September 17, 2013
By James Devitt
Researchers at NYU and NYU Langone Medical Center have created a novel way to enhance MRI by reducing interference from large macromolecules that can often obscure images generated by current chemical exchange saturation transfer (CEST) methods.
Their work, which appeared in the Nature publishing group journal Scientific Reports, has the potential to improve MRI for cartilage as well as for brain tissue.
“We have found a way to eliminate signals of certain molecules and thereby clean up the image of parts of the body that could be used by medical professionals in order to make diagnoses,” explains Alexej Jerschow, a professor in NYU’s Department of Chemistry.
The study’s other authors were: Ravinder Regatte, professor, Departments of Radiology and Orthopedic Surgery, NYU Langone Medical Center; Prodromos Parasoglou, a post-doctoral research Fellow, and Ding Xia, an assistant research scientist, at the Center for Biomedical Imaging, Department of Radiology at NYU Langone Medical Center; and Jae-Seung Lee, an NIH research Fellow who holds appointments in NYU’s Department of Chemistry and NYU Langone Medical Center.
The researchers’ work aims to improve a decade-old method, chemical exchange, which has been used to enhance MRI techniques. Under this approach, scientists exploit the movement of atoms from their natural molecular structure to water in the body in order to enhance their visibility.

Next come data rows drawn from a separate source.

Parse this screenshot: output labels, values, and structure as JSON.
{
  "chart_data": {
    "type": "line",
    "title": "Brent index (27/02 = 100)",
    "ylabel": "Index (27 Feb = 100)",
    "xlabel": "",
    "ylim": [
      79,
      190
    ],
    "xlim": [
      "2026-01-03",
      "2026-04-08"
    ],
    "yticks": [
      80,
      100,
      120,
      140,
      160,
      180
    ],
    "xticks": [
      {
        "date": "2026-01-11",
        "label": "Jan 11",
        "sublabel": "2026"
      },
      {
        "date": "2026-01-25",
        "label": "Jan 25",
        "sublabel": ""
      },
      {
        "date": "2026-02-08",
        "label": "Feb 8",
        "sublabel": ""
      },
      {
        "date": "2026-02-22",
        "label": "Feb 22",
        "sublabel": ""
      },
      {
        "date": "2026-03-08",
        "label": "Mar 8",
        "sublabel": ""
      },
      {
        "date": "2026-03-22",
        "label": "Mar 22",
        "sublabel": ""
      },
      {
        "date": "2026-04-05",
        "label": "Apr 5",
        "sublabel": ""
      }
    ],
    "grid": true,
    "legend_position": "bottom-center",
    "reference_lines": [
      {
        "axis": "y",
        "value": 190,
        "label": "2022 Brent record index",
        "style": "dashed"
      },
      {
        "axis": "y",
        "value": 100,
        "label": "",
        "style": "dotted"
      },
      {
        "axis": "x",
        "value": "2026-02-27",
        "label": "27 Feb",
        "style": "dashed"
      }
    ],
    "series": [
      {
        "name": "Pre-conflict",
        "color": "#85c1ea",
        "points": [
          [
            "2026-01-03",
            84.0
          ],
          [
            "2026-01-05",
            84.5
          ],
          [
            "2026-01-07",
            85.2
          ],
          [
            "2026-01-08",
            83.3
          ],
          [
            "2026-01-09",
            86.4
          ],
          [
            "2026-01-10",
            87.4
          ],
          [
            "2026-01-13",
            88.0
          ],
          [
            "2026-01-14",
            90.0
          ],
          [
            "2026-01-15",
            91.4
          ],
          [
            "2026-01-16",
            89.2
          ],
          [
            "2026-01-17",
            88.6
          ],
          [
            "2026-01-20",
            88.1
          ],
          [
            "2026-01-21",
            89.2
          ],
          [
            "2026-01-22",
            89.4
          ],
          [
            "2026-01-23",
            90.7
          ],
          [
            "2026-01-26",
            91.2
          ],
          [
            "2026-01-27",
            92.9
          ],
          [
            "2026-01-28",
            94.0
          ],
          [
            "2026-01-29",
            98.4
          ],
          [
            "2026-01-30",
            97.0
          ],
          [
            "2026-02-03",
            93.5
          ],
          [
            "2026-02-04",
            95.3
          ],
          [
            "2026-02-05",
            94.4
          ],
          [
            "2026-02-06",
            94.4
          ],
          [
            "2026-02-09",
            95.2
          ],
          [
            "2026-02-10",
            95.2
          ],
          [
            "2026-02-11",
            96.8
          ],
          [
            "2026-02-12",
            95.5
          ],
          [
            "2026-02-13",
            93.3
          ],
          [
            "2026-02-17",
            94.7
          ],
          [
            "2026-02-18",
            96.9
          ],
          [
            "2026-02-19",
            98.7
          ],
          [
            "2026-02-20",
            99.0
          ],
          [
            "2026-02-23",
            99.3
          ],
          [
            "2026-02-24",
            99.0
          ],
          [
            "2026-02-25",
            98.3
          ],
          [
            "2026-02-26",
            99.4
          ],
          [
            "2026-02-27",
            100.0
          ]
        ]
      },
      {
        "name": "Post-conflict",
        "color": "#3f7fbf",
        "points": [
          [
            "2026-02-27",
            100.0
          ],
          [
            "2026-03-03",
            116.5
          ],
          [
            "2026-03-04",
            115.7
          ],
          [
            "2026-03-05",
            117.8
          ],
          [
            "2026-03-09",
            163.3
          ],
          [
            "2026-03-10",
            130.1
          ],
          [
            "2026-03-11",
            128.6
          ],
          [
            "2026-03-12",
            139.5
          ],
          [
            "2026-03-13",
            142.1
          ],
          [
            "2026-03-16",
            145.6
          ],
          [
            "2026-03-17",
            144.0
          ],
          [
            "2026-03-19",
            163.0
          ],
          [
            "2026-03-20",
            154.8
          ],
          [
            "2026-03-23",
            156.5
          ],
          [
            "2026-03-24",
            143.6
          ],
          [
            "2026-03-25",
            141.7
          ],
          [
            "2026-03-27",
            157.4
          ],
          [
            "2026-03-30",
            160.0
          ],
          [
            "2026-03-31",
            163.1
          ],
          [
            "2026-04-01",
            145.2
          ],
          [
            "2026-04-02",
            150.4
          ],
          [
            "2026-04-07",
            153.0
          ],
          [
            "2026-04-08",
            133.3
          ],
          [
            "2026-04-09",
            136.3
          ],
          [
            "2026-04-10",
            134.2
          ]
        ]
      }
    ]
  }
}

In the Scientific Reports work, the researchers focused on improving visibility of glycosaminogycans (GAGs) through MRI. But, in this effort, they sought to block the signaling impact of the macromolecules that obscure the observation of GAGs.
To do so, they took advantage of macromolecules’ broad frequency spectrum—a trait that allows for easy detection and neutralization. Specifically, the researchers could, in effect, “bleach” the signal out by simultaneously using multiple irradiation frequencies. As a result, macromolecular interference diminished and enhanced the quantitative assessment of GAGs.
“This method gives us the opportunity to correct existing CEST methods by focusing on molecular signals of interest with much better precision than currently exists,” explains Regatte.
The research was supported by grants from the National Institutes of Health and the National Science Foundation.